Leicestershire gang's fake vodka spread throughout UK

image captionThe HMRC raid in September 2009 followed a five-month surveillance operation

Tens of thousands of bottles of dangerous fake vodka ended up in shops across the UK following a "sophisticated" counterfeit operation in Leicestershire.

As the men behind the secret production line begin prison sentences, customs officers said they feared much of their illicit produce remained on sale.

The raid, which uncovered their rural factory, found enough industrial alcohol to make 100,000 bottles of fake vodka.

But it is thought a further 165,000 bottles had already been distributed across the UK.

HM Revenue and Customs (HMRC) discovered the scale of the operation when it raided the factory, at a rented farm near Melton Mowbray, in September 2009.

Professional labels

The gang's leader, Kevin Eddishaw, had organised a production line which started with methylated spirits imported from Poland.

This would then be treated and diluted by Polish chemist Wojciech Jan Herbst and relabelled as bottles of Glens Vodka, ready to be sent out.

Investigators subsequently found bottles manufactured by the gang in independent off-licences in London, Salford and Merthyr Tydfil.
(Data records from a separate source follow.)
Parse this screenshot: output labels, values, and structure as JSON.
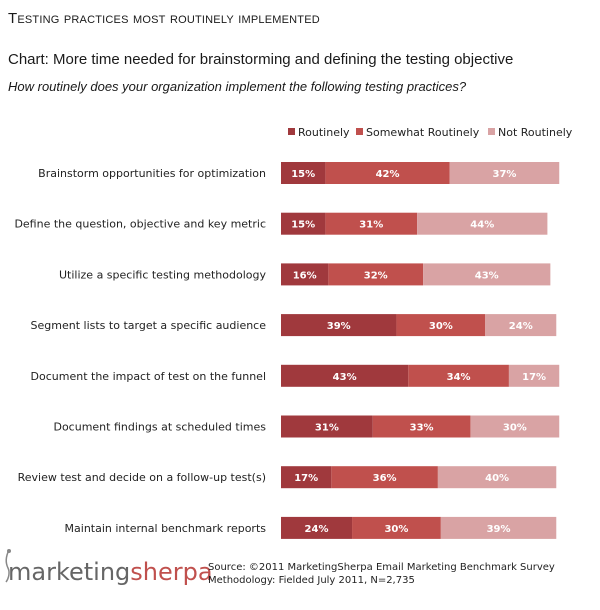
{
  "header": {
    "title": "Testing practices most routinely implemented",
    "subtitle": "Chart: More time needed for brainstorming and defining the testing objective",
    "question": "How routinely does your organization implement the following testing practices?"
  },
  "colors": {
    "routinely": "#a0393d",
    "somewhat": "#c0504d",
    "not": "#d9a3a4"
  },
  "chart_data": {
    "type": "bar",
    "orientation": "horizontal",
    "stacked": true,
    "title": "More time needed for brainstorming and defining the testing objective",
    "xlabel": "",
    "ylabel": "",
    "xlim": [
      0,
      100
    ],
    "legend_position": "top-right",
    "categories": [
      "Brainstorm opportunities for optimization",
      "Define the question, objective and key metric",
      "Utilize a specific testing methodology",
      "Segment lists to target a specific audience",
      "Document the impact of test on the funnel",
      "Document findings at scheduled times",
      "Review test and decide on a follow-up test(s)",
      "Maintain internal benchmark reports"
    ],
    "series": [
      {
        "name": "Routinely",
        "values": [
          15,
          15,
          16,
          39,
          43,
          31,
          17,
          24
        ],
        "labels": [
          "15%",
          "15%",
          "16%",
          "39%",
          "43%",
          "31%",
          "17%",
          "24%"
        ]
      },
      {
        "name": "Somewhat Routinely",
        "values": [
          42,
          31,
          32,
          30,
          34,
          33,
          36,
          30
        ],
        "labels": [
          "42%",
          "31%",
          "32%",
          "30%",
          "34%",
          "33%",
          "36%",
          "30%"
        ]
      },
      {
        "name": "Not Routinely",
        "values": [
          37,
          44,
          43,
          24,
          17,
          30,
          40,
          39
        ],
        "labels": [
          "37%",
          "44%",
          "43%",
          "24%",
          "17%",
          "30%",
          "40%",
          "39%"
        ]
      }
    ]
  },
  "footer": {
    "logo_part1": "marketing",
    "logo_part2": "sherpa",
    "source": "Source: ©2011 MarketingSherpa Email Marketing Benchmark Survey",
    "methodology": "Methodology: Fielded July 2011, N=2,735"
  }
}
The bottles of vodka seized featured professionally printed labels, duty stamps and bottle tops - all of which were counterfeit.

Analysis of a sample bottle showed raised levels of methanol which can pose health risks, including the risk of blindness, if consumed in high quantities.

Simon De Kayne, assistant director of criminal investigation for HMRC, said the gang had scant regard for any risk their vodka posed.

image captionBottles produced by the gang were found in off-licences around the UK

Unfit for humans

He said: "The gang were fully aware the counterfeit vodka they manufactured contained highly dangerous chemicals making it unfit for human consumption, but were interested only in making a profit at the expense of British taxpayers."

Each gang member had a specific role in the operation. John Humphreys was Eddishaw's right-hand man and Mark Gyles was the driver who transported the goods.

James Fyfe was the site foreman of Moscow Farm, which housed the group's factory and Michael Matthews was a printer who procured supplies of counterfeit labels and boxes.

The gang also employed migrant workers to keep the production line running - each of them put at risk by a work environment with a lack of health and safety provision.

The court heard there were no fire safety measures in the factory and the alcohol vapours alone could have triggered a major explosion if the lights had been switched on or a naked flame or cigarette had been lit.

Earlier this year an explosion at an illegal distillery in Boston in Lincolnshire left five men dead and another seriously injured.

Something similar could have quite easily taken place in Leicestershire.